Das Frankfurter Haus würdigt diese Geste Ulrike Crespos mit einer Sonderausstellung. Unter dem Titel „Zeichen der Freundschaft. Ulrike Crespo beschenkt das Städel Museum“ treten bis zum 6. März 2022 ausgewählte Arbeiten aus dem Vermächtnis in einen Dialog mit Werken aus der Sammlung des Museums. Es werden insgesamt 72 Arbeiten gezeigt, darunter 44 aus dem Vermächtnis von Ulrike Crespo.

„Crespo Foundation“

Die Fotografin, Psychotherapeutin und Philanthropin Ulrike Crespo (1950–2019) gründete 2001 die „Crespo Foundation“ in Frankfurt, die mit zahlreichen Projekten gesellschaftlich Benachteiligte fördert und dabei einen Schwerpunkt auf Bildung und Kreativität legt. Zugleich unterstützte sie Künstlerinnen und Künstler sowie Kunstinstitutionen und baute eine Sammlung zeitgenössischer Kunst auf. Bildende Kunst war ihr ein existenzielles Anliegen – und hatte Familientradition. Ursprünglich waren die dem Städel Museum vermachten Werke Teil der weit umfangreicheren Sammlung von Karl Ströher (1890–1977), Ulrike Crespos Großvater. Geprägt von der eigenen Vorliebe für Arbeiten auf Papier – Karl Ströher war selbst begeisterter Zeichner –, aber auch durch den Austausch mit befreundeten Künstlern wie Willi Baumeister, mit Kunsthistorikern wie Will Grohmann und mit Galeristen erwarb Ströher nach dem  Zweiten Weltkrieg Werke der Klassischen Moderne und der
unmittelbaren Zeitgenossenschaft, vom Expressionismus bis zur US-amerikanischen Pop-Art.

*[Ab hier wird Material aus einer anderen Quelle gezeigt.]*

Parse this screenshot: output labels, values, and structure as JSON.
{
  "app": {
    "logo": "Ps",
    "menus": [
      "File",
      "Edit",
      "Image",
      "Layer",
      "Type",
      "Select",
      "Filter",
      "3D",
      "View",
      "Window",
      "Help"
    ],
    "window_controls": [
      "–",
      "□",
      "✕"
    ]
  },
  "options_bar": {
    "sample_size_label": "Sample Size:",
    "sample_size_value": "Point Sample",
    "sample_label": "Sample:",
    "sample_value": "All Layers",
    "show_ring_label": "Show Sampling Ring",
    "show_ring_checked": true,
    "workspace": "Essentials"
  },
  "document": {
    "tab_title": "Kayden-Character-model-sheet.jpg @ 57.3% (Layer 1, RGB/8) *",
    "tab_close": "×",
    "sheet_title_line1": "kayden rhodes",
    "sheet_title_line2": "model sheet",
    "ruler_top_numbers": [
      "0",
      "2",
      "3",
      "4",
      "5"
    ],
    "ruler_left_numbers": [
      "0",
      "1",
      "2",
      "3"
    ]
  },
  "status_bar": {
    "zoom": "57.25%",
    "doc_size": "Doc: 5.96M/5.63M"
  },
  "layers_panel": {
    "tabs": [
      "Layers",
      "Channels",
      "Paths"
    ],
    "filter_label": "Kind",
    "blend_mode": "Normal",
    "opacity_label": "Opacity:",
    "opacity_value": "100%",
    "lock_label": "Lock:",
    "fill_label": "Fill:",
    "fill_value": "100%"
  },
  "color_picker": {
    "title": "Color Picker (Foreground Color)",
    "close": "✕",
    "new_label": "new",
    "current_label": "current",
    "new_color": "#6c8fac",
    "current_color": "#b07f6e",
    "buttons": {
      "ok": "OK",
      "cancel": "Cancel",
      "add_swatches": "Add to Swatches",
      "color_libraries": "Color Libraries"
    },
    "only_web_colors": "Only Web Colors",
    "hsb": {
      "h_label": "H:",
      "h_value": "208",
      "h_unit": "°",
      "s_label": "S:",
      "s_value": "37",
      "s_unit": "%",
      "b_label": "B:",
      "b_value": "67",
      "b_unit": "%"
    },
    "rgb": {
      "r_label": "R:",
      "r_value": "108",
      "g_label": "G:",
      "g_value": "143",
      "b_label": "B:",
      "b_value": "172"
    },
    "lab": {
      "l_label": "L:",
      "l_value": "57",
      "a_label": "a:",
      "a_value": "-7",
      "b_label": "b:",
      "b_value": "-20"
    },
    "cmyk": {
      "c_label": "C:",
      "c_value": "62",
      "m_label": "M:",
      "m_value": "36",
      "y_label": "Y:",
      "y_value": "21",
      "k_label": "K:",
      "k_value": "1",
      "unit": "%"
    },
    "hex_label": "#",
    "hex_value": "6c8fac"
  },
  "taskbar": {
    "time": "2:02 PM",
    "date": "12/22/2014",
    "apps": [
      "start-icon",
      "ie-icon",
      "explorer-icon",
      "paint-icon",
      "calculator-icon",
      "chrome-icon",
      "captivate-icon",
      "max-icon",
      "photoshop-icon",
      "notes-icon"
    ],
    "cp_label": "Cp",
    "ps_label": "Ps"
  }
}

Max Ernst: „Grätenwald“ 1927 Öl auf Leinwand 45.5 × 37.5 cm. © VG Bild-Kunst, Bonn 2021 Foto: Städel Museum

Neuzugang Oskar Schlemmer

Die Schau in der Ausstellungshalle der Graphischen Sammlung ist nach
Werkgruppen weitestgehend chronologisch in sieben Kapitel gegliedert und beginnt mit den vielleicht wichtigsten Neuzugängen für das Städel Museum, mit Werken der einstigen Bauhauslehrer Oskar Schlemmer, Paul Klee, Lyonel Feininger und László Moholy-Nagy. Zeichnungen von Schlemmer und Moholy-Nagy waren in der Graphischen Sammlung des Städel Museums dabei bisher gar nicht oder nur als Leihgaben vertreten.

„Blaue Reiter“ München

Bereits zu Beginn des 20. Jahrhunderts hatten Adolf Hölzel sowie die Künstler des „Blauen Reiter“ Wege in die Abstraktion eingeschlagen. Hölzel, der sich um 1905 von einer rein gegenständlichen Malerei löste, prägte als Lehrer in Stuttgart und wichtiger Theoretiker nicht nur Oskar Schlemmer, Johannes Itten oder Ida Kerkovius, die später am Bauhaus wirkten, sondern beispielsweise auch Willi Baumeister. Etwa zur selben Zeit fand in München die Künstlervereinigung „Blauer Reiter“ zu neuen formalen Möglichkeiten. Für Kandinsky, der später gleichfalls am Bauhaus lehrte, entstand wahre Kunst losgelöst von der äußeren Welt aus innerer Notwendigkeit. Sein Schaffen ist dank Ulrike Crespo am Städel Museum mit der frühen Landschaft in
Öl, Kallmünz – Hellgrüne Berge (1903), und (seit 2016) einer Improvisation (1911/12) in Aquarell erfahrbar, der Zeichner Franz Marc mit einer einfühlsamen Pferdestudie in Bleistift aus einem Skizzenbuch von 1910/11.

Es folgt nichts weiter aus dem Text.